Ashley was howling with laughter. I, meanwhile, kept both hands glued to the controls, teeth gritted, heart pounding as I’d just escaped re-entry.

 

“I had it under control,” I muttered, mostly to myself.

 

They didn’t respond. Tali had curled into herself like she was reevaluating every decision that brought her here, and Ashley was still wheezing.

 

Honestly? Maybe they were being a little dramatic… but, I didn’t let go of the wheel again until we were parked on solid ground. Just in case.

 

Before we knew it, we were at the end of the bridge, the Mako rolling up toward the facility. The structure loomed ahead, all industrial gray and bad vibes. This was where Lisbeth’s mother—whose name I’d already forgotten, sorry—and Jeong was supposedly holed up.

 

Sebastian’s voice crackled over comms. “Commander, picking up radio chatter.”

 

Then it cut in, scratchy and panicked:

 

Radio: “We’ve got movement—some kind of vehicle. Not one of the geth. They’re coming right for us. Damn it! Is this comm unshielded? Son of a-”

 

The feed cut off in a burst of static.

 

I sighed and rolled the Mako up to the entrance, throwing it into park with what I considered impressive restraint. The second we stopped, Tali looked two seconds away from throwing herself out of the hatch.
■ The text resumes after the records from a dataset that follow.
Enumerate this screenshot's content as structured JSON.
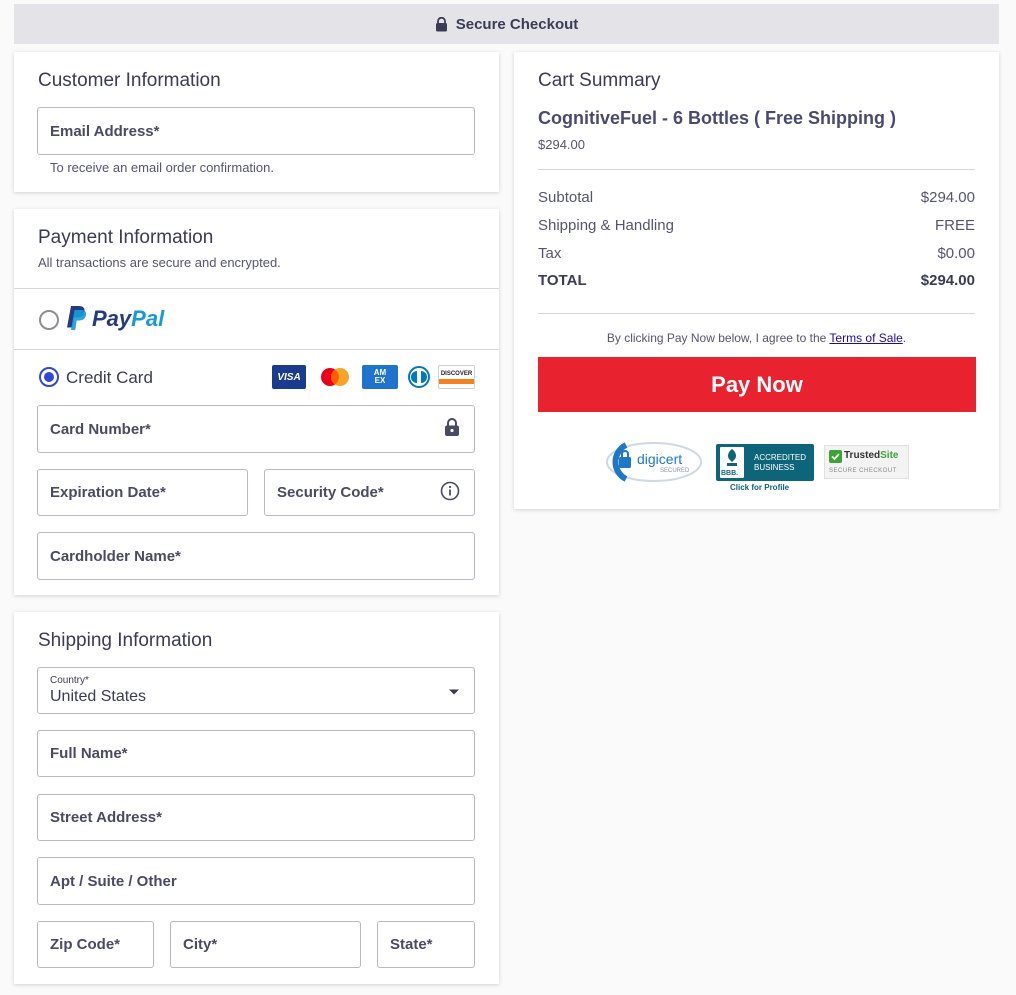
{
  "header": {
    "title": "Secure Checkout",
    "icon": "lock-icon"
  },
  "customer": {
    "title": "Customer Information",
    "email_label": "Email Address*",
    "email_help": "To receive an email order confirmation."
  },
  "payment": {
    "title": "Payment Information",
    "subtitle": "All transactions are secure and encrypted.",
    "paypal_label": "PayPal",
    "paypal_label_pay": "Pay",
    "paypal_label_pal": "Pal",
    "credit_card_label": "Credit Card",
    "card_logos": [
      "VISA",
      "Mastercard",
      "AMEX",
      "Diners Club",
      "DISCOVER"
    ],
    "card_number_label": "Card Number*",
    "expiration_label": "Expiration Date*",
    "security_code_label": "Security Code*",
    "cardholder_label": "Cardholder Name*",
    "selected_method": "Credit Card"
  },
  "shipping": {
    "title": "Shipping Information",
    "country_label": "Country*",
    "country_value": "United States",
    "full_name_label": "Full Name*",
    "street_label": "Street Address*",
    "apt_label": "Apt / Suite / Other",
    "zip_label": "Zip Code*",
    "city_label": "City*",
    "state_label": "State*"
  },
  "cart": {
    "title": "Cart Summary",
    "product_name": "CognitiveFuel - 6 Bottles ( Free Shipping )",
    "product_price": "$294.00",
    "rows": [
      {
        "label": "Subtotal",
        "value": "$294.00"
      },
      {
        "label": "Shipping & Handling",
        "value": "FREE"
      },
      {
        "label": "Tax",
        "value": "$0.00"
      },
      {
        "label": "TOTAL",
        "value": "$294.00"
      }
    ],
    "terms_prefix": "By clicking Pay Now below, I agree to the ",
    "terms_link": "Terms of Sale",
    "terms_suffix": ".",
    "pay_button": "Pay Now"
  },
  "badges": {
    "digicert_name": "digicert",
    "digicert_sub": "SECURED",
    "bbb_mark": "BBB.",
    "bbb_line1": "ACCREDITED",
    "bbb_line2": "BUSINESS",
    "bbb_caption": "Click for Profile",
    "trusted_name_a": "Trusted",
    "trusted_name_b": "Site",
    "trusted_sub": "SECURE CHECKOUT"
  },
  "colors": {
    "accent_red": "#e8222f",
    "radio_blue": "#3147d8",
    "paypal_dark": "#253b80",
    "paypal_light": "#179bd7",
    "bbb_teal": "#0e6479",
    "link": "#1a0dab"
  }
}
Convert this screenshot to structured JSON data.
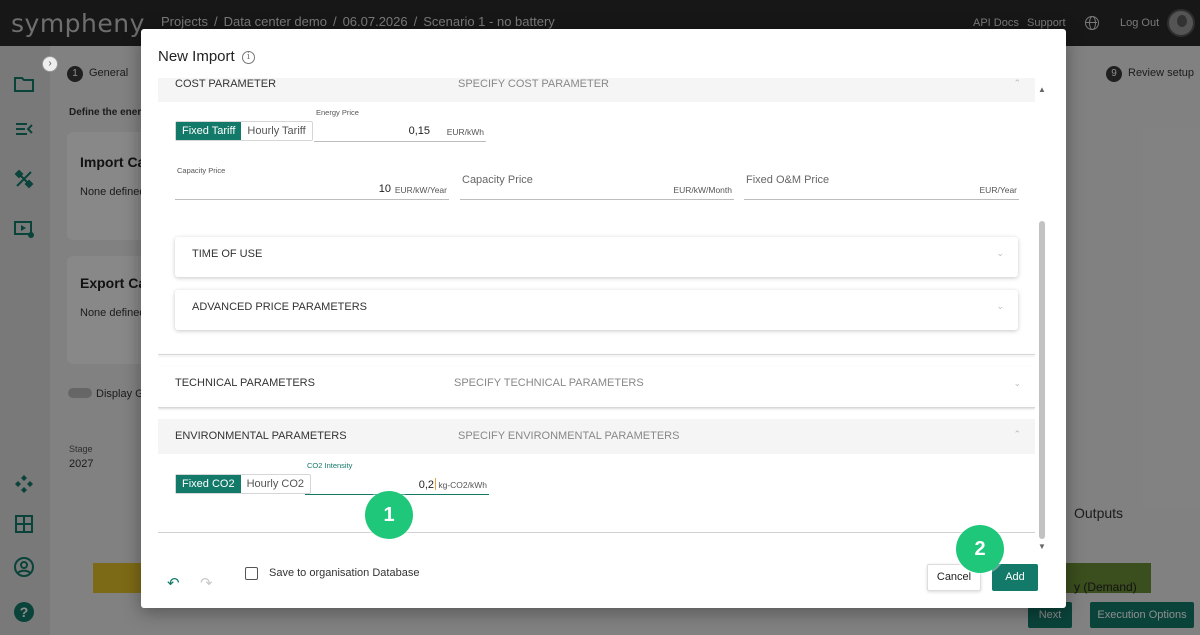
{
  "app": {
    "logo": "sympheny",
    "breadcrumbs": [
      "Projects",
      "Data center demo",
      "06.07.2026",
      "Scenario 1 - no battery"
    ],
    "breadcrumb_sep": "/",
    "api_docs": "API Docs",
    "support": "Support",
    "logout": "Log Out"
  },
  "background": {
    "step_1_num": "1",
    "step_1_label": "General",
    "step_9_num": "9",
    "step_9_label": "Review setup",
    "define_text": "Define the ener",
    "import_card_title": "Import Ca",
    "import_card_text": "None defined",
    "export_card_title": "Export Ca",
    "export_card_text": "None defined",
    "display_toggle_label": "Display G",
    "stage_label": "Stage",
    "stage_value": "2027",
    "outputs_label": "Outputs",
    "demand_label": "y (Demand)",
    "next_button": "Next",
    "execution_options_button": "Execution Options"
  },
  "modal": {
    "title": "New Import",
    "cost_section": {
      "label": "COST PARAMETER",
      "sub": "SPECIFY COST PARAMETER",
      "tariff_options": [
        "Fixed Tariff",
        "Hourly Tariff"
      ],
      "energy_price": {
        "label": "Energy Price",
        "value": "0,15",
        "unit": "EUR/kWh"
      },
      "capacity_price_filled": {
        "label": "Capacity Price",
        "value": "10",
        "unit": "EUR/kW/Year"
      },
      "capacity_price_empty": {
        "placeholder": "Capacity Price",
        "unit": "EUR/kW/Month"
      },
      "fixed_om_price": {
        "placeholder": "Fixed O&M Price",
        "unit": "EUR/Year"
      },
      "time_of_use": "TIME OF USE",
      "advanced_price": "ADVANCED PRICE PARAMETERS"
    },
    "technical_section": {
      "label": "TECHNICAL PARAMETERS",
      "sub": "SPECIFY TECHNICAL PARAMETERS"
    },
    "environmental_section": {
      "label": "ENVIRONMENTAL PARAMETERS",
      "sub": "SPECIFY ENVIRONMENTAL PARAMETERS",
      "co2_options": [
        "Fixed CO2",
        "Hourly CO2"
      ],
      "co2_intensity": {
        "label": "CO2 Intensity",
        "value": "0,2",
        "unit": "kg-CO2/kWh"
      }
    },
    "footer": {
      "save_to_db": "Save to organisation Database",
      "cancel": "Cancel",
      "add": "Add"
    }
  },
  "annotations": {
    "marker_1": "1",
    "marker_2": "2"
  },
  "colors": {
    "accent": "#137a6a",
    "marker": "#1fc77a",
    "topbar": "#2b2b2b"
  }
}
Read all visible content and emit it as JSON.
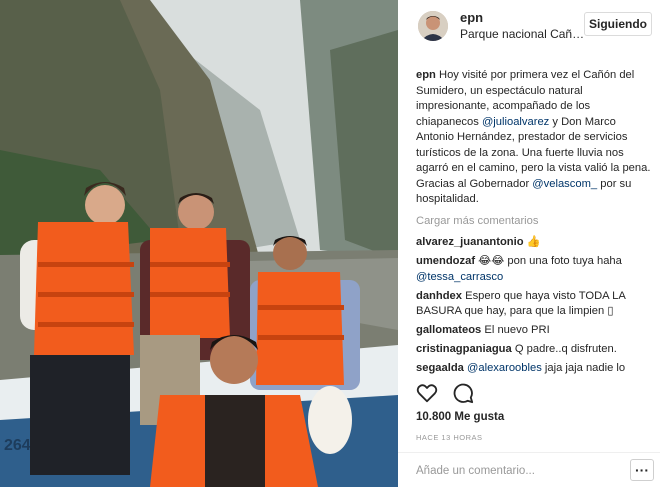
{
  "post": {
    "username": "epn",
    "location": "Parque nacional Cañón del Sumidero",
    "follow_label": "Siguiendo",
    "photo_alt": "Foto en lancha en el Cañón del Sumidero",
    "caption": {
      "user": "epn",
      "text_1": " Hoy visité por primera vez el Cañón del Sumidero, un espectáculo natural impresionante, acompañado de los chiapanecos ",
      "mention_1": "@julioalvarez",
      "text_2": " y Don Marco Antonio Hernández, prestador de servicios turísticos de la zona. Una fuerte lluvia nos agarró en el camino, pero la vista valió la pena. Gracias al Gobernador ",
      "mention_2": "@velascom_",
      "text_3": " por su hospitalidad."
    },
    "load_more_label": "Cargar más comentarios",
    "comments": [
      {
        "user": "alvarez_juanantonio",
        "text": " 👍"
      },
      {
        "user": "umendozaf",
        "text": " 😂😂 pon una foto tuya haha ",
        "mention": "@tessa_carrasco",
        "after": ""
      },
      {
        "user": "danhdex",
        "text": " Espero que haya visto TODA LA BASURA que hay, para que la limpien ▯"
      },
      {
        "user": "gallomateos",
        "text": " El nuevo PRI"
      },
      {
        "user": "cristinagpaniagua",
        "text": " Q padre..q disfruten."
      },
      {
        "user": "segaalda",
        "text": " ",
        "mention": "@alexaroobles",
        "after": " jaja jaja nadie lo"
      }
    ],
    "likes": "10.800 Me gusta",
    "timestamp": "HACE 13 HORAS",
    "add_comment_placeholder": "Añade un comentario...",
    "more_label": "···"
  }
}
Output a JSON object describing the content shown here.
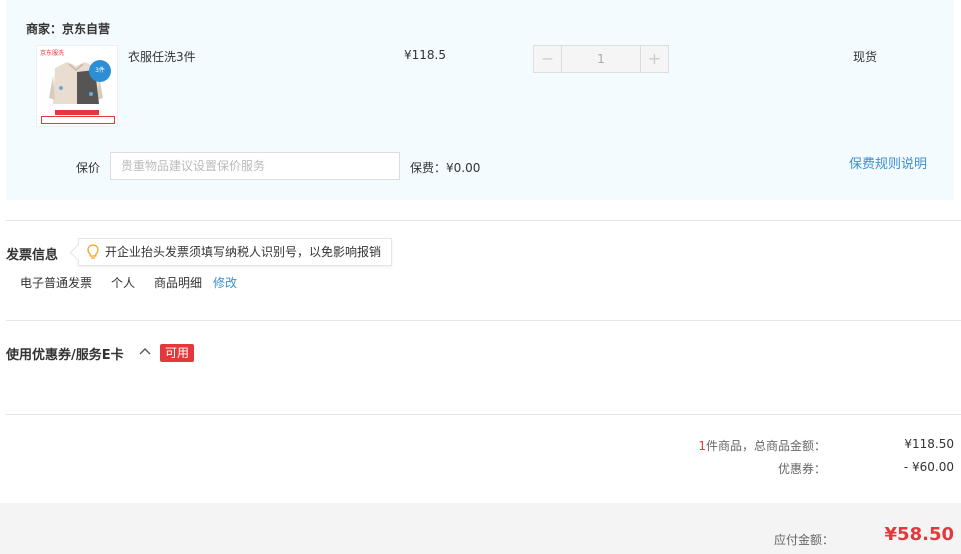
{
  "merchant": {
    "label": "商家：京东自营"
  },
  "item": {
    "thumb_brand": "京东服洗",
    "thumb_badge": "3件",
    "name": "衣服任洗3件",
    "price": "¥118.5",
    "qty_minus": "−",
    "quantity": "1",
    "qty_plus": "+",
    "stock": "现货"
  },
  "insurance": {
    "label": "保价",
    "placeholder": "贵重物品建议设置保价服务",
    "fee_label": "保费：",
    "fee_value": "¥0.00",
    "rules_link": "保费规则说明"
  },
  "invoice": {
    "title": "发票信息",
    "tip": "开企业抬头发票须填写纳税人识别号，以免影响报销",
    "type": "电子普通发票",
    "header": "个人",
    "content": "商品明细",
    "edit": "修改"
  },
  "coupon": {
    "title": "使用优惠券/服务E卡",
    "toggle_icon": "chevron-up-icon",
    "available_tag": "可用"
  },
  "summary": {
    "count": "1",
    "goods_label": "件商品，总商品金额：",
    "goods_total": "¥118.50",
    "coupon_label": "优惠券：",
    "coupon_value": "- ¥60.00",
    "pay_label": "应付金额：",
    "pay_amount": "¥58.50"
  },
  "colors": {
    "accent": "#e4393c",
    "link": "#3b8fd1",
    "order_bg": "#f3fbfe"
  }
}
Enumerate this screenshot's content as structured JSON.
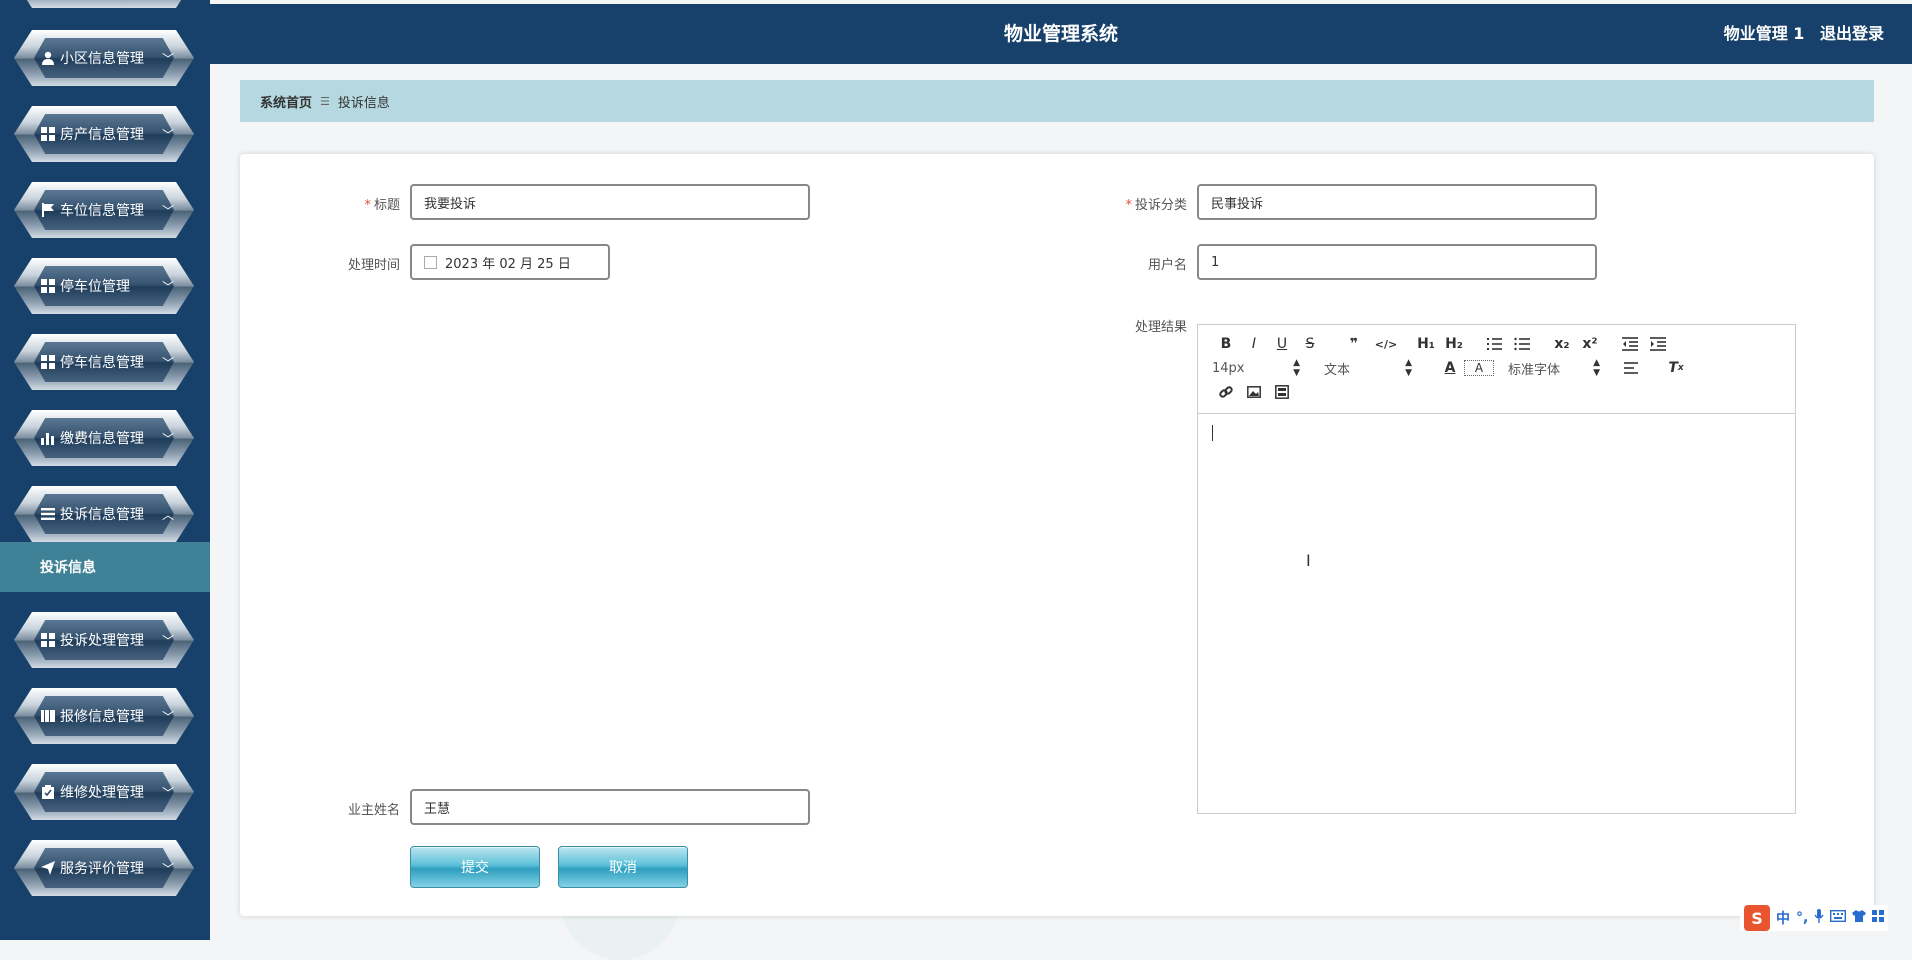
{
  "header": {
    "title": "物业管理系统",
    "user": "物业管理 1",
    "logout": "退出登录"
  },
  "breadcrumb": {
    "home": "系统首页",
    "separator": "☰",
    "current": "投诉信息"
  },
  "sidebar": {
    "items": [
      {
        "label": "小区信息管理",
        "icon": "user-icon",
        "chevron": "﹀"
      },
      {
        "label": "房产信息管理",
        "icon": "grid-icon",
        "chevron": "﹀"
      },
      {
        "label": "车位信息管理",
        "icon": "flag-icon",
        "chevron": "﹀"
      },
      {
        "label": "停车位管理",
        "icon": "grid-icon",
        "chevron": "﹀"
      },
      {
        "label": "停车信息管理",
        "icon": "grid-icon",
        "chevron": "﹀"
      },
      {
        "label": "缴费信息管理",
        "icon": "bar-chart-icon",
        "chevron": "﹀"
      },
      {
        "label": "投诉信息管理",
        "icon": "list-icon",
        "chevron": "︿"
      },
      {
        "label": "投诉处理管理",
        "icon": "grid-icon",
        "chevron": "﹀"
      },
      {
        "label": "报修信息管理",
        "icon": "book-icon",
        "chevron": "﹀"
      },
      {
        "label": "维修处理管理",
        "icon": "clipboard-icon",
        "chevron": "﹀"
      },
      {
        "label": "服务评价管理",
        "icon": "send-icon",
        "chevron": "﹀"
      }
    ],
    "active_sub": "投诉信息"
  },
  "form": {
    "title_label": "标题",
    "title_value": "我要投诉",
    "category_label": "投诉分类",
    "category_value": "民事投诉",
    "time_label": "处理时间",
    "time_value": "2023 年 02 月 25 日",
    "username_label": "用户名",
    "username_value": "1",
    "result_label": "处理结果",
    "owner_label": "业主姓名",
    "owner_value": "王慧",
    "required_mark": "*"
  },
  "editor": {
    "font_size": "14px",
    "block_type": "文本",
    "font_family": "标准字体",
    "tools_row1": [
      "B",
      "I",
      "U",
      "S",
      "❞",
      "</>",
      "H₁",
      "H₂",
      "ordered-list",
      "bullet-list",
      "x₂",
      "x²",
      "outdent",
      "indent"
    ]
  },
  "buttons": {
    "submit": "提交",
    "cancel": "取消"
  },
  "ime": {
    "mode": "中",
    "punct": "°,"
  }
}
I swore she almost kissed the ground.

 

I shut off the engine and casually removed the keys... Only for Ashley to snatch them right out of my hand like she’d been waiting for the opportunity.

 

She gave me a look. “As much as I enjoyed the full rollercoaster experience… I’d kind of like to survive the rest of this mission.”

 

She slipped the keys into her pocket like a parent confiscating a dangerous toy. I didn’t argue. I just stepped out of the Mako and tried not to feel personally attacked.

 

To be fair… I did almost flip us into the abyss. But we didn’t die. So, technically, I was still winning.

 

Sebastian chimed in. “Commander, for the record, I’ve logged that Mako performance under ‘vehicular assault.’ On us.”

 

There was a pause, then:

 

“Further note: Tali’s environmental systems recorded a brief spike consistent with emotional panic and possible soul-leaving-the-body symptoms. Also, please stop using the handbrake as a steering mechanism. It is not a sled.”

 

Ashley snorted. Tali groaned.

 

I rolled my eyes “I got us here, didn’t I?”

 

Sebastian didn’t answer. Just let out a very judgmental little processing hum.

 

Rude.

Notes:

Feros: Come for the ruins, stay because a mushroom rewrote your brain chemistry.